10 More Zika Virus Cases Found in Florida Outbreak; 'Emergency Response' Activated

10 More Zika Virus Cases Found in Florida Outbreak; ‘Emergency Response’ Activated

A Zika outbreak in Miami has led to 10 more local cases spread by mosquitoes in the same neighborhood north of downtown and identified last week as having been the source of the nation’s first locally transmitted cases, Florida Gov. Rick Scott announced on Monday.


Scott said he called on the federal Centers for Disease Control and Prevention to dispatch an emergency response team to Miami to help the state’s health department in their investigation of the local cases, believed to have been spread in a one-square-mile area in early July.

“Florida has a proven track record of success when it comes to managing similar mosquito-borne viruses,” Scott said in a written statement. “We will continue to keep our residents and visitors safe utilizing constant surveillance and aggressive strategies, such as increased mosquito spraying, that have allowed our state to fight similar viruses.”

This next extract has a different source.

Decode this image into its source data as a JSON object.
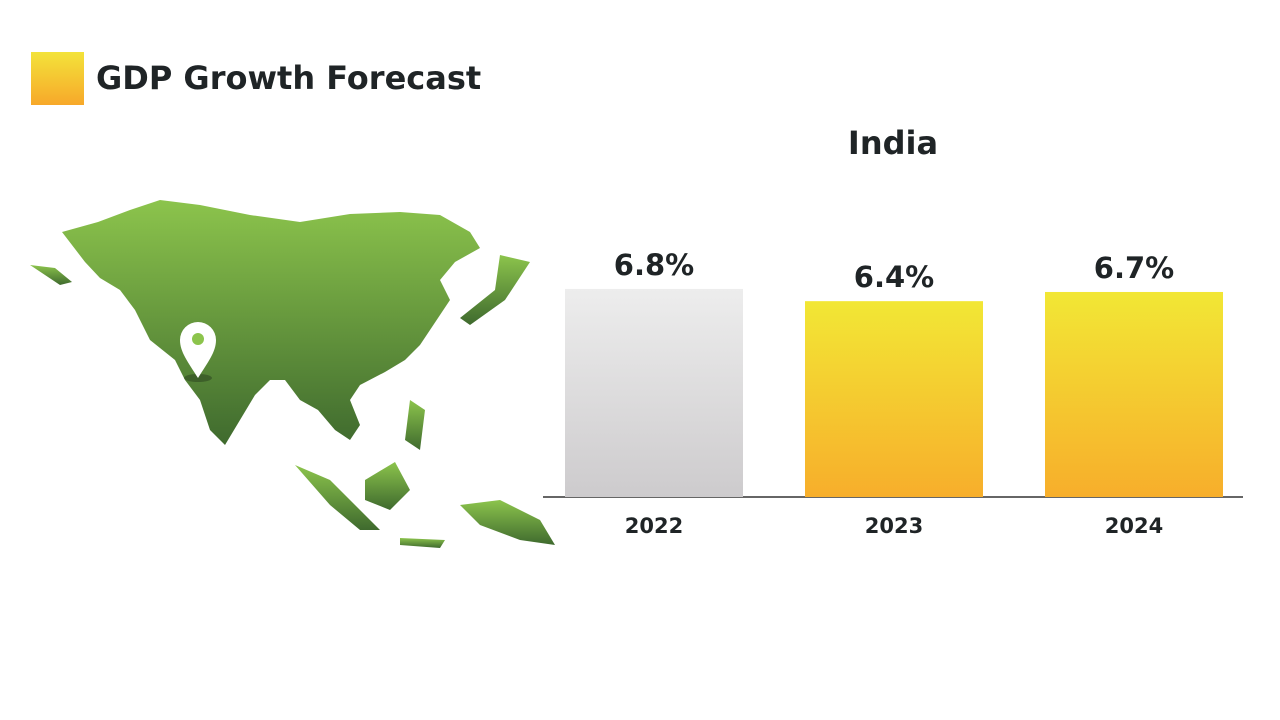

The area, identified by Florida health officials, touches on the Wynwood, Midtown and Design District neighborhoods in Miami, popular with tourists. The area is bordered by Northwest Fifth Avenue to the west, U.S. 1 (Biscayne Boulevard) to the east, Northwest/Northeast 38th Street to the north, and Northwest/Northeast 20th Street to the south.

Florida health officials and local mosquito control workers have been inspecting and spraying the area since the first case was diagnosed several weeks ago. They also have been trapping and testing mosquitoes in Miami-Dade and Broward.

While some have criticized Scott for failing to ask the CDC for help prior to Monday, the federal agency and the White House have praised Florida’s aggressiveness in responding to mosquito borne-diseases in the past.

Under the CDC’s Zika response plan, each state held preliminary planning discussions with the agency earlier this year regarding the type of assistance that would be needed in the event of a local outbreak.

The composition of the team includes epidemiological experts in arboviruses, pregnancy and birth defects, as well as mosquito control experts and communications teams.

When the CDC teams are deployed, the number of people included and their tasks all depend on the needs of the local jurisdiction, according to CDC guidance.

Florida and the CDC have long anticipated that Zika would begin to spread locally in Miami and other cities in the South, just like they saw with chikungunya and dengue fever and other mosquito-borne diseases. Despite thousands of imported cases of chikungunya virus, the CDC reported only 12 locally transmitted cases of the disease in Florida in 2014.

But Zika is different, not just because the virus can cause birth defects but because it is also sexually transmitted, and may be even more infectious from person to person than scientists know, as a mystery case currently under investigation by the CDC in Utah makes clear.

CDC Director Tom Frieden said he does not expect widespread local transmission of Zika in the continental United States — at least not on the scale seen in Brazil and Puerto Rico.

The Florida Department of Health has conducted testing for the Zika virus on more than 2,300 people statewide. Since DOH began its investigation into possible local transmissions of Zika on July 7, more than 200 people in Miami-Dade and Broward counties have been tested for the virus. They all live or work near the people already confirmed to have acquired Zika from local mosquitoes.

Of the 14 local Zika cases, two are women and 12 are men.